Federal court asks Illinois Supreme Court for biometrics rulingPosted On: Dec. 21, 2021 2:39 PM CST
A federal appeals court said Monday that the Illinois Supreme Court should decide whether violations under the state’s biometric law occur each time an illegal biometric scan is performed, in a case that will determine businesses’ potential liability under the law.
The putative class action before the 7th U.S. Circuit Court of Appeals in Chicago, Latrina Cothron v. White Castle System Inc., was filed by a manager of an Illinois White Castle restaurant, who charged the chain with violating the 2008 Illinois Biometric Information Privacy Act .
BIPA requires businesses that store biometric information to inform the subject in writing that the data is being collected or stored and the purpose and duration for which it is being collected, and also that they obtain the subject’s written consent.
Ms. Cothron argued that every unauthorized fingerprint scan amounted to a separate violation of the statute, so that a new claim accrued with every scan. The U.S. District Court in Chicago ruled in Ms.

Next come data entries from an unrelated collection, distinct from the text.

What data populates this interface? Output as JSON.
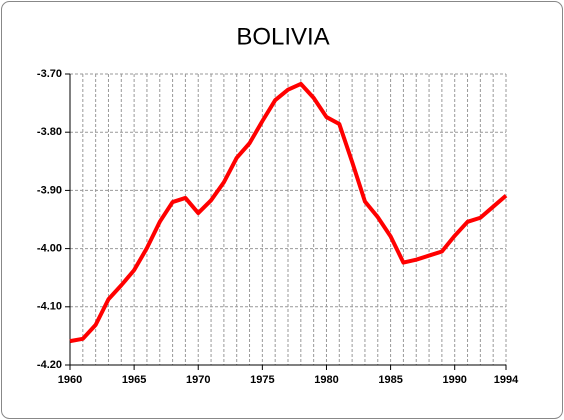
{
  "chart_data": {
    "type": "line",
    "title": "BOLIVIA",
    "x": [
      1960,
      1961,
      1962,
      1963,
      1964,
      1965,
      1966,
      1967,
      1968,
      1969,
      1970,
      1971,
      1972,
      1973,
      1974,
      1975,
      1976,
      1977,
      1978,
      1979,
      1980,
      1981,
      1982,
      1983,
      1984,
      1985,
      1986,
      1987,
      1988,
      1989,
      1990,
      1991,
      1992,
      1993,
      1994
    ],
    "series": [
      {
        "name": "BOLIVIA",
        "color": "#ff0000",
        "values": [
          -4.159,
          -4.155,
          -4.131,
          -4.087,
          -4.063,
          -4.037,
          -3.999,
          -3.954,
          -3.92,
          -3.913,
          -3.939,
          -3.917,
          -3.886,
          -3.844,
          -3.819,
          -3.781,
          -3.745,
          -3.727,
          -3.717,
          -3.741,
          -3.774,
          -3.786,
          -3.851,
          -3.919,
          -3.946,
          -3.979,
          -4.024,
          -4.019,
          -4.012,
          -4.005,
          -3.978,
          -3.954,
          -3.947,
          -3.928,
          -3.909
        ]
      }
    ],
    "xlim": [
      1960,
      1994
    ],
    "xticks": [
      1960,
      1965,
      1970,
      1975,
      1980,
      1985,
      1990,
      1994
    ],
    "ylim": [
      -4.2,
      -3.7
    ],
    "yticks": [
      {
        "value": -4.2,
        "label": "-4.20"
      },
      {
        "value": -4.1,
        "label": "-4.10"
      },
      {
        "value": -4.0,
        "label": "-4.00"
      },
      {
        "value": -3.9,
        "label": "-3.90"
      },
      {
        "value": -3.8,
        "label": "-3.80"
      },
      {
        "value": -3.7,
        "label": "-3.70"
      }
    ],
    "grid": true
  }
}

Cothron’s favor in the case in August 2020.
White Castle argued that only the first scan mattered for accrual purposes, and because her initial scan occurred in 2008, or more than a decade before she had filed suit, it was therefore beyond the statute of limitations.
“The disagreement, framed differently, is whether the Act should be treated like a junk-fax statute for which a claim accrues for each unsolicited fax … or instead like certain privacy and reputational torts that occur only at the initial publication of defamatory material,” the appeals court said.

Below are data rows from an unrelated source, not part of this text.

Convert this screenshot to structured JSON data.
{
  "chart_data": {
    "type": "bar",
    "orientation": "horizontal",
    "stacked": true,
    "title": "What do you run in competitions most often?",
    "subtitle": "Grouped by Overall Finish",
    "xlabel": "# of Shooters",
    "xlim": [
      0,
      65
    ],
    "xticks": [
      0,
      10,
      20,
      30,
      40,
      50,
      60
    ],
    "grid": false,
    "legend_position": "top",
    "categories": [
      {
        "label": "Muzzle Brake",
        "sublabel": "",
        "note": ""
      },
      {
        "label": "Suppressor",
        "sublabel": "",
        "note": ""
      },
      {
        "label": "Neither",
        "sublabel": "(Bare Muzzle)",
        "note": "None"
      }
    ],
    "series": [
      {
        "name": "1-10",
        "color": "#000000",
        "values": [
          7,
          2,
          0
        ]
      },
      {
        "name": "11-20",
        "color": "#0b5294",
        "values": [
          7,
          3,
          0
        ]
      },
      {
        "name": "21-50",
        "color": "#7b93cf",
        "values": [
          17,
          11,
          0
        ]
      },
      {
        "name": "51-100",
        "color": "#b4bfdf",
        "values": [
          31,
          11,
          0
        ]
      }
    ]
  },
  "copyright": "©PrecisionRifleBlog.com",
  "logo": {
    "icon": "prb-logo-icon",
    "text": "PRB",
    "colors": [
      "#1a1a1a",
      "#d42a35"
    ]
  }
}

In Monday’s ruling the three-judge appeals court panel provided three reasons why the issue should be decided by the Illinois Supreme Court: There is uncertainty as to how state law applies; the legal question is “general and likely to recur” and the Act is a “unique Illinois statute regularly applied by the federal courts.”
Attorneys in the case did not respond to requests for comment.
A U.S. District Court in Peoria, Illinois, held in October that a policyholder is owed coverage under an employment practices liability policy for litigation filed under BIPA.